Hello,
I saw a question concerning how to test a TIA with a Network analyzer here: https://e2e.ti.com/support/amplifiers-group/amplifiers/f/amplifiers-forum/823092/how-to-test-tia-without-photo-diode/3045371?focus=true
I saw the slides but was unsure about dimensioning the capacitors. For example, if you wanted to cover a signal band of 50 khz to 50 Mhz, would you be able to explain the dimensioning of the Cs?
cheers
dominik
Hello Dominik,
Here a couple more references with in detailed explanation of testing TIAs without photodiodes:
More detailed explanation on the circuit based on the above threads:
The input side that Michael proposed works in order to simulate a photodiode input stage using a voltage source.
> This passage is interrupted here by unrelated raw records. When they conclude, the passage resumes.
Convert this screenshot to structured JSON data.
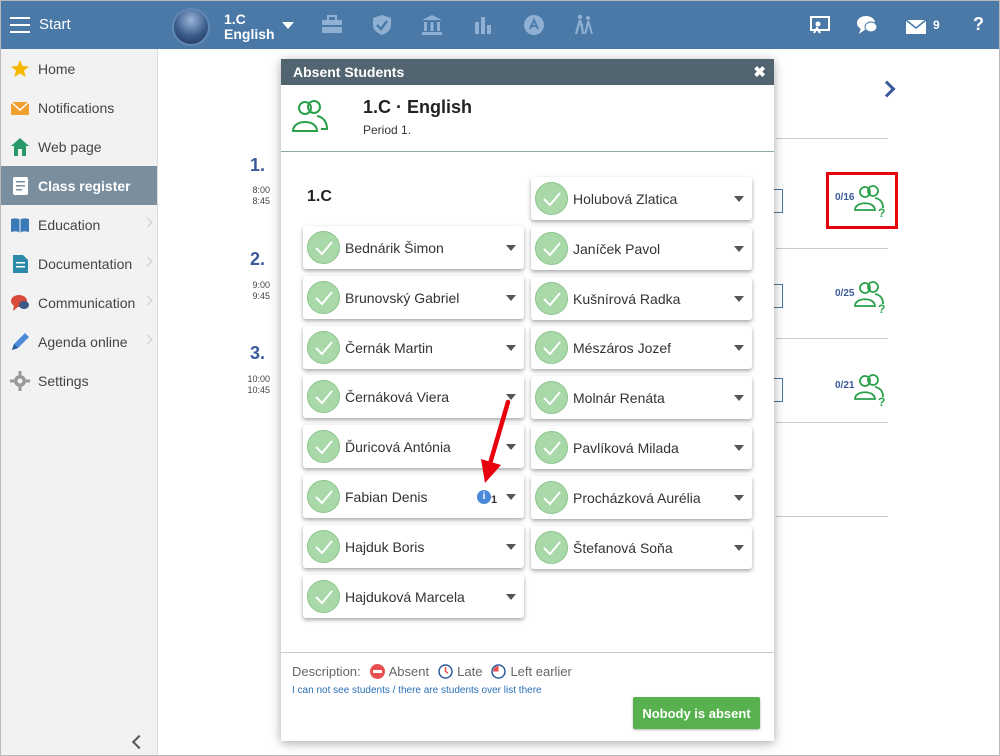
{
  "topbar": {
    "start_label": "Start",
    "class_label": "1.C",
    "subject_label": "English",
    "message_count": "9",
    "help_label": "?"
  },
  "sidebar": {
    "items": [
      {
        "label": "Home",
        "icon": "star-icon"
      },
      {
        "label": "Notifications",
        "icon": "envelope-icon"
      },
      {
        "label": "Web page",
        "icon": "house-icon"
      },
      {
        "label": "Class register",
        "icon": "notebook-icon"
      },
      {
        "label": "Education",
        "icon": "book-icon"
      },
      {
        "label": "Documentation",
        "icon": "document-icon"
      },
      {
        "label": "Communication",
        "icon": "chat-icon"
      },
      {
        "label": "Agenda online",
        "icon": "pen-icon"
      },
      {
        "label": "Settings",
        "icon": "gear-icon"
      }
    ]
  },
  "periods": [
    {
      "num": "1.",
      "start": "8:00",
      "end": "8:45",
      "count": "0/16"
    },
    {
      "num": "2.",
      "start": "9:00",
      "end": "9:45",
      "count": "0/25"
    },
    {
      "num": "3.",
      "start": "10:00",
      "end": "10:45",
      "count": "0/21"
    }
  ],
  "modal": {
    "title": "Absent Students",
    "close": "✖",
    "header_title": "1.C · English",
    "header_period": "Period 1.",
    "class_name": "1.C",
    "students_left": [
      {
        "name": "Bednárik Šimon"
      },
      {
        "name": "Brunovský Gabriel"
      },
      {
        "name": "Černák Martin"
      },
      {
        "name": "Černáková Viera"
      },
      {
        "name": "Ďuricová Antónia"
      },
      {
        "name": "Fabian Denis",
        "info": "1"
      },
      {
        "name": "Hajduk Boris"
      },
      {
        "name": "Hajduková Marcela"
      }
    ],
    "students_right": [
      {
        "name": "Holubová Zlatica"
      },
      {
        "name": "Janíček Pavol"
      },
      {
        "name": "Kušnírová Radka"
      },
      {
        "name": "Mészáros Jozef"
      },
      {
        "name": "Molnár Renáta"
      },
      {
        "name": "Pavlíková Milada"
      },
      {
        "name": "Procházková Aurélia"
      },
      {
        "name": "Štefanová Soňa"
      }
    ],
    "description_label": "Description:",
    "legend_absent": "Absent",
    "legend_late": "Late",
    "legend_left": "Left earlier",
    "link_text": "I can not see students / there are students over list there",
    "nobody_button": "Nobody is absent"
  },
  "colors": {
    "topbar": "#4a79a8",
    "accent_green": "#56b14e",
    "highlight_red": "#e8000c"
  }
}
The important aspect of simulating a stage like this would be to include the photodiode capacitance (C7 of 150pF). C8 and C1 with the resistor divider (R8 and R2) act as a low pass filter or a pole in the frequency response which compensates for the zero caused by C4 and feedback resistor (high pass filter).
In this E2E thread (1,3), Michael and Kai went of the assumption that your source voltage (usually from network analyzer or signal generator) will have a 50 ohm source. So to impedance match this 50 ohm source (R8), you would need R2 at also 50 ohms. Then they chose C8 or C1 depending on your bandwidth requirements. C8 and C1 can be combined as parallel capacitors, they had this separated because it is good practice when making a test board to give yourself more pads incase tuning is needed due to parasitic. As a close estimate, you can use RC filter concept to determine capacitance for the input bandwidth, in this case they picked around in the low kHz.
Increasing R8 and R2 came about because in the first thread, the higher input capacitance for C8 with 50 ohm matching led to issues with the passband increasing at higher frequencies due to the lack of feedback resistor to create that compensation. So, that is the reason 10nF was kept, but the resistors were increased using again RC filter concept to obtain the lower input bandwidth in the Hz.
I use this calculate for an estimate: http://sim.okawa-denshi.jp/en/CRlowkeisan.htm. Then I use Tina-TI to simulate AC response to tune values. But Michael’s article that he linked “Here’s an Easy Way To Test Wideband Transimpedance Amplfiers” goes into detail on the transfer functions and calculating the capacitors to obtain maximally flat passband.
(Below in reference to thread 1 on Michael's comment on self resonance)
Michael meant by self-resonance is regarding the capacitor and its series inductance due to its packaging. This may happen before the expected cutoff frequency which will result in an increased current going through the series capacitance (C7). In the frequency response, this will appear as a peaking at a certain frequency. We want to avoid this occurring before the cutoff frequency, and “push” this resonance into the higher frequencies. So choosing C1/C8 carefully here for that reason, which is also why Michael suggested putting in estimated inductors in series to these capacitors for a more accurate simulation. But, Michael's article will again include the most accurate transfer function accounting for these inductances.
This is a lot of information at once, so please let me know if you need further clarification or assistance with your specific application.
7610.Here's an easy way to test Zt article (1).pdf
Thank you,
Sima
Hi Sima,
thank you very much for your detailed answer. This all makes sense. I was missing the means of calculating the TIA response from the network analyzer S21 measurement but this is mentioned in the article. Scaling the caps makes sense. I'm concerned that for my passband, which is relatively low, I may not be able to just put one cap to cover the band. I noticed that when I put multiple, I'm not able to improve the response much. I'm trying to add parasitics for the component connections. What would be a smart way to be able to measure the full 50 khz to 50 Mhz signal band? Ideally, all the way out to 500 MHz to be sure we get the full response where the TIA has gain? How I simulate it right now, it looks like the inductances from the Cs will cause me great headaches when measuring. I don't have any data for a higher order model so I'm just using this simple one for the Cs. Is there a better way to simulate this? Thanks for any help!